ReinFlow by ReinFlow

Flow matching policy fine-tuning via online RL

Created 1 year ago

342 stars

Top 80.5% on SourcePulse

Project Summary

Summary

ReinFlow offers a flexible framework for fine-tuning flow matching policies using online reinforcement learning, specifically supporting Vision-Language-Action (VLA) models. It enables researchers and engineers to enhance pre-trained imitation learning policies with RL, improving performance on complex robotic tasks. The core benefit is efficient adaptation of flow-based models to downstream RL objectives.

How It Works

The key innovation is an end-to-end trained noise injection network, enabling tractable policy probabilities even with minimal denoising steps (1-4).

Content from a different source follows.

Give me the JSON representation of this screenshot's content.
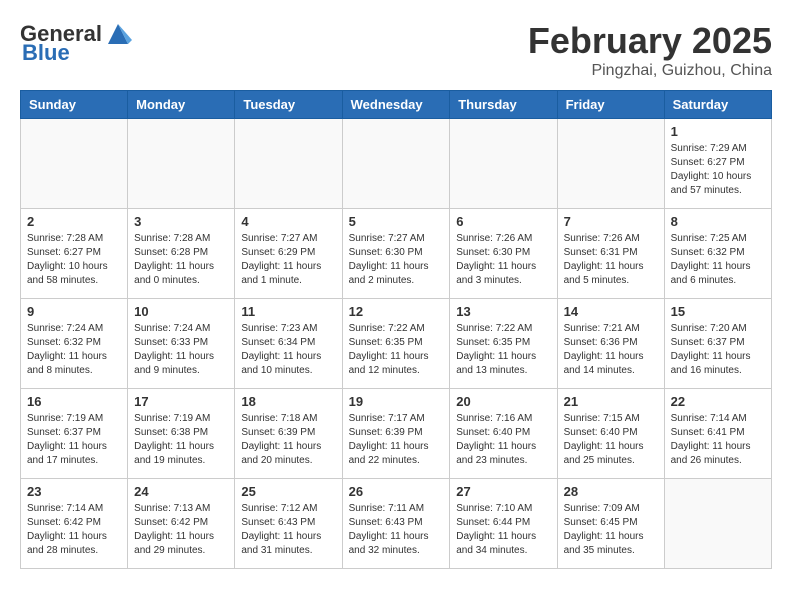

ReinFlow first trains policies via imitation learning (behavior cloning) and then fine-tunes them with online RL. This approach is robust to discretization and Monte Carlo approximation errors inherent in few-step diffusion processes.

Quick Start & Requirements

Installation is detailed in installation/reinflow-setup.md, with experiment reproduction guides in ReproduceExps.md and ReproduceFigs.md. While specific dependencies like CUDA versions aren't listed, the project's scale (3B parameters, extensive robotics benchmarks) implies significant computational resources, likely high-end GPUs. Project website and arXiv paper (arXiv:2510.25889) are available.

Highlighted Details

Supports fine-tuning advanced VLA models like NVIDIA's GR00T, $\pi_0$, and $\pi_{0.5}$.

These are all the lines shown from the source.